CHARLOTTESVILLE, Va. (WVIR) — UVA Health says they are seeing more children with COVID in hospital than ever before. There are currently four pediatric COVID patients in the home at UVA medical center.
“Perhaps a month ago, the number of patients we saw in the children’s hospital was probably on the order of one or two,” said Dr. Costi Sifri of UVA Health. “So, when I talk to my colleagues, you know in pediatrics, they feel like they’re seeing more cases. It’s not a market surge, but it’s remarkable.”
The Blue Ridge Health District says they have reported more than 100 new COVID cases in children ages 5-11 in the past week. That’s now 10.6% of the total number of COVID cases they’ve seen this week.
While this rate may not be as high as other groups, it’s something to watch because UVA Health says more children are being hospitalized for symptoms after COVID.
“I’d like to add that we’ve also occasionally seen a patient, who also has this inflammatory condition that occurs after COVID,” said Dr. Costi Sifri. “MIS-C multi-inflammatory syndrome in children. So we see the consequences of COVID and sometimes the complications of COVID after infection.”

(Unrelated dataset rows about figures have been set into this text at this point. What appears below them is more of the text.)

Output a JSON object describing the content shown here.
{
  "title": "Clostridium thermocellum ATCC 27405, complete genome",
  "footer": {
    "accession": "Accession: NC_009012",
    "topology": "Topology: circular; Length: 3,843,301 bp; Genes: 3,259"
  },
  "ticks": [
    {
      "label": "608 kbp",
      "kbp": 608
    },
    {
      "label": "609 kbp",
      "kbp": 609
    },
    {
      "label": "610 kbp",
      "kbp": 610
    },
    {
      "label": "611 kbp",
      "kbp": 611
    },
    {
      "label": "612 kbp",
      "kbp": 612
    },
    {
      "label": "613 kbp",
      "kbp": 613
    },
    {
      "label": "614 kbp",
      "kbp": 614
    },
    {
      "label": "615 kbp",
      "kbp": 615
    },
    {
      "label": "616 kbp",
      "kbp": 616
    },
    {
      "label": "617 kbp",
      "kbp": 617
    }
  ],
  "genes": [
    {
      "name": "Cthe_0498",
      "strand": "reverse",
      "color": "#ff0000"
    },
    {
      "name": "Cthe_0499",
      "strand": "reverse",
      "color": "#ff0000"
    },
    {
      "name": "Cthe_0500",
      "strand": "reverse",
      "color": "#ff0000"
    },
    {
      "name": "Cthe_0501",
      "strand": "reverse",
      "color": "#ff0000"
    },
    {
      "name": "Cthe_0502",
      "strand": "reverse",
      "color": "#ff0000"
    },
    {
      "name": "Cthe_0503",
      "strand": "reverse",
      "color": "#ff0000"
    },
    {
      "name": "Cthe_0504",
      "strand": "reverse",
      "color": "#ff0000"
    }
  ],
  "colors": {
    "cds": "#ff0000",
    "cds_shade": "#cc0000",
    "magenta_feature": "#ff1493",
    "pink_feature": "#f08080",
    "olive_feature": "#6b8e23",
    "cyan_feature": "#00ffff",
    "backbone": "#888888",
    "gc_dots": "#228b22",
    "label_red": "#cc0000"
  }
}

UVA Health says the overall demand for pediatric care is through the roof.
“I think there are a lot of factors,” said UVA Health Chief Executive Officer Wendy Horton. “You know, RSV season, different viruses and so on beyond COVID. We are very busy with our pediatric wards and all of our wards are quite full of pediatric patients.”
UVA Health says it has also seen a rise in RSV this year. When they find COVID in kids, it’s usually because the kids came for something else.
“If you look specifically at children, their admission would show that they had COVID as a result of a different process that they entered,” said Dr. Costi Sifri. “Appendicitis, or some other problem, and they turned out to be COVID positive.”
Pfizer is still in the process of submitting data for a vaccine for children ages 5-11, and it looks like November will be the timeline for these kids to get their first dose.